Un género exitoso en el marco de la exitosa feria fue la poesía. “La gente vino directamente a buscar las novedades”, contó a este diario Pablo Gabo Moreno, poeta y editor a cargo del sello Caleta Olivia. Libros de Flor Monfort, Fabián Casas, Rafael Otegui y el rapsoda de Hurlingham, Carlos Battilana, encontraron este fin de semana su lugar en bibliotecas de lectores intensos. Marcos Gras, de Santos Locos, explicó que en parte esto se debía a los “precios cuidados” de los libros de poesía; en su stand, títulos de los millennials Tamara Grosso y Gustavo Yuste encabezaron las ventas. También en los puestos de La Mariposa y la Iguana, Mágicas Naranjas, Sudestada (con la colección Poesía Sudversiva dirigida por el chaqueño Juan Solá), Años Luz y Espacio Hudson, sello que necesita apoyo para su reconstrucción luego del incendio sufrido a inicios de este año, los libros de poesía salieron como pan caliente. Las editoriales de literatura infantil no se quedaron atrás: niños y adultos hacían fila en los stands de Pípala, Limonero, Iamiqué, Pequeño Editor y Arte a Babor, entre otros.

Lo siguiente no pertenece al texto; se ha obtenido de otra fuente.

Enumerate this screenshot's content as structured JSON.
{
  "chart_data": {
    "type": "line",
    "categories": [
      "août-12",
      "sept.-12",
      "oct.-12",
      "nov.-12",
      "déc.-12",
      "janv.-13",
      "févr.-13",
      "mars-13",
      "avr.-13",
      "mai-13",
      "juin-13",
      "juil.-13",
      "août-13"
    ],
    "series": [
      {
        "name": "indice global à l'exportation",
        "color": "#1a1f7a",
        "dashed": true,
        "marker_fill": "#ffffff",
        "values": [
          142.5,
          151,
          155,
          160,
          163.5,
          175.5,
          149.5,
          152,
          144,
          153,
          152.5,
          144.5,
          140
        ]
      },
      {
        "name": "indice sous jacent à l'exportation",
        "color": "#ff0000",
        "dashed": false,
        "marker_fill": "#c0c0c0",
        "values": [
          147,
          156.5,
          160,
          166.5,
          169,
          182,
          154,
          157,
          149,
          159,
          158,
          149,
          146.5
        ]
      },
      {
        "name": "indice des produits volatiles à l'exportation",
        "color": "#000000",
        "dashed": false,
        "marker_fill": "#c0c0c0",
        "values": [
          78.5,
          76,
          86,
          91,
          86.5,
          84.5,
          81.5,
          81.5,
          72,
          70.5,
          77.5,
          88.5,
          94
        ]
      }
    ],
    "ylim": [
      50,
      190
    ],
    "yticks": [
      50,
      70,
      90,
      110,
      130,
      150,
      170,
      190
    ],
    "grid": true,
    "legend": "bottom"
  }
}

Una de las actividades más emotivas de esta edición también estuvo mecida por la mano leve de la poesía y la no tan leve del viento sureño. Fue el homenaje a la escritora Tamara Kamenszain, que murió a finales de julio pasado, organizado por sus tres casas editoriales: Adriana Hidalgo, Ampersand y Eterna Cadencia. En una mesa moderada por la escritora Tamara Tenenbaum (que contó que Kamenszain, semanas antes de morir, la había convocado para presentar Chicas en tiempos suspendidos), la ensayista Florencia Garramuño leyó un texto sobre los dos últimos libros de la autora; la escritora Mercedes Halfon, uno propio sobre la relación de Kamenszain con las nuevas generaciones de poetas feministas, y el crítico cultural Daniel Molina, que contó anécdotas divertidas y vitales de la autora de La novela de la poesía. Los cuatro participantes, amigos de la homenajeada, compartieron recuerdos e impresiones sobre su obra, convertida desde este año en un legado que genera, como destacó Molina, “placer y duda”.